12

100 21 10
                                    

bahçenin kapısının sürüklenme sesine kafasını çeviren yeonjun suratındaki memnuniyetsiz ifadeyle yanına gelen çocuğa bakıp gülümsedi.

"gülmesene gıcık oluyorum sana." karşısındaki sandalyeye oturup kollarını önünde birleştirirken bakışlarını yeonjun dışında başka her şeyden tutmaya özen gösteriyordu. gerçekten sinirliydi ona.

yeonjun ellerini masanın üstünden yavaşça beomgyu'ya yaklaştırıp parmaklarıyla güzel çocuğun ellerine dokunmaya başlamıştı. dikkatini çekmeye çalışıyordu ayrıca gönlünü de alması gerekiyordu. çok hata yapmış, yapmaya da devam ediyordu.

"bakmayacak mısın yüzüme? yüzyüze konuşalım diyen sendin oysaki."

"pardon pişmiş kelleyle mi görüşüyorum şu an?" elini hemen geri çekip saçlarını geriye doğru tarayıp ofladı. sıkıldığı için değildi, ne yapması gerektiğini bilmeyişine sinirleniyordu.
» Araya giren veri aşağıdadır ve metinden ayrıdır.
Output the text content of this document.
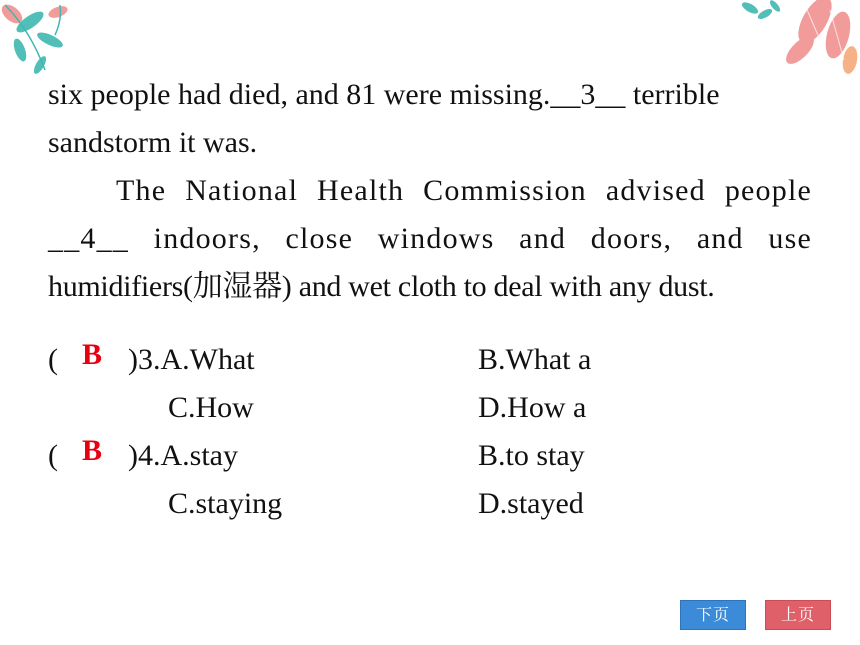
six people had died, and 81 were missing.__3__ terrible
sandstorm it was.
The National Health Commission advised people
__4__ indoors, close windows and doors, and use
humidifiers(加湿器) and wet cloth to deal with any dust.
( B )3.A.What	B.What a
C.How	D.How a
( B )4.A.stay	B.to stay
C.staying	D.stayed
下页	上页
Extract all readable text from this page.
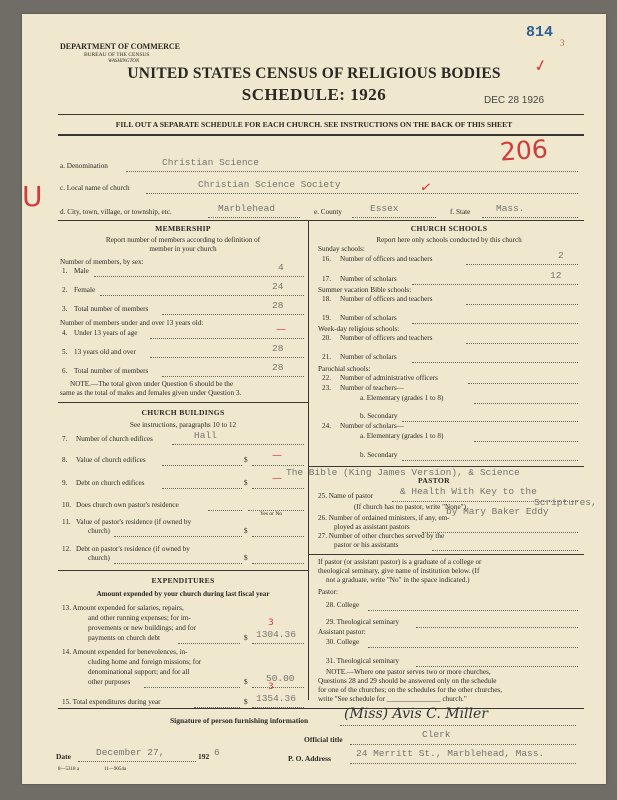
814
3
✓
DEPARTMENT OF COMMERCE
BUREAU OF THE CENSUS
WASHINGTON
UNITED STATES CENSUS OF RELIGIOUS BODIES
SCHEDULE: 1926	DEC 28 1926
FILL OUT A SEPARATE SCHEDULE FOR EACH CHURCH. SEE INSTRUCTIONS ON THE BACK OF THIS SHEET
206
U
a. Denomination	Christian Science
c. Local name of church	Christian Science Society	✓
d. City, town, village, or township, etc.	Marblehead	e. County	Essex	f. State	Mass.
MEMBERSHIP
Report number of members according to definition of
member in your church
Number of members, by sex:
1. Male	4
2. Female	24
3. Total number of members	28
Number of members under and over 13 years old:
4. Under 13 years of age	—
5. 13 years old and over	28
6. Total number of members	28
NOTE.—The total given under Question 6 should be the
same as the total of males and females given under Question 3.
CHURCH BUILDINGS
See instructions, paragraphs 10 to 12
7. Number of church edifices	Hall
8. Value of church edifices	$ —
9. Debt on church edifices	$ —
10. Does church own pastor's residence
Yes or No
11. Value of pastor's residence (if owned by
church)	$
12. Debt on pastor's residence (if owned by
church)	$
EXPENDITURES
Amount expended by your church during last fiscal year
13. Amount expended for salaries, repairs,
and other running expenses; for im-
provements or new buildings; and for
payments on church debt	$ 1304.36
3
14. Amount expended for benevolences, in-
cluding home and foreign missions; for
denominational support; and for all
other purposes	$ 50.00
15. Total expenditures during year	$ 1354.36
3
CHURCH SCHOOLS
Report here only schools conducted by this church
Sunday schools:
16. Number of officers and teachers	2
17. Number of scholars	12
Summer vacation Bible schools:
18. Number of officers and teachers
19. Number of scholars
Week-day religious schools:
20. Number of officers and teachers
21. Number of scholars
Parochial schools:
22. Number of administrative officers
23. Number of teachers—
a. Elementary (grades 1 to 8)
b. Secondary
24. Number of scholars—
a. Elementary (grades 1 to 8)
b. Secondary
The Bible (King James Version), & Science
PASTOR
25. Name of pastor	& Health With Key to the
(If church has no pastor, write "None")	Scriptures,
by Mary Baker Eddy
26. Number of ordained ministers, if any, em-
ployed as assistant pastors
27. Number of other churches served by the
pastor or his assistants
If pastor (or assistant pastor) is a graduate of a college or
theological seminary, give name of institution below. (If
not a graduate, write "No" in the space indicated.)
Pastor:
28. College
29. Theological seminary
Assistant pastor:
30. College
31. Theological seminary
NOTE.—Where one pastor serves two or more churches,
Questions 28 and 29 should be answered only on the schedule
for one of the churches; on the schedules for the other churches,
write "See schedule for _______________ church."
Signature of person furnishing information	(Miss) Avis C. Miller
Official title	Clerk
Date	December 27,	192 6
P. O. Address	24 Merritt St., Marblehead, Mass.
8—5318 a	11—9054a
"sen böyle of pof edeceksen ben kalkıp gidiyorum yeonjun sanki zorla getirdim seni ya! hatırlatırım kapımda yatıyordun on dakika öncesine kadar." kalkar gibi olduğu an yeonjun onu tutup yerine oturttu ve hızla sandalyesini kaydırıp beomgyu'ya yaklaştı.

"hemen kızıyorsun sen de... oflama sebebim bizi içine düşürdüğüm durum." beomgyu omuz silkip kafasını diğer tarafa çevirdi. biraz daha trip atmak istiyordu. şımarmak istiyordu.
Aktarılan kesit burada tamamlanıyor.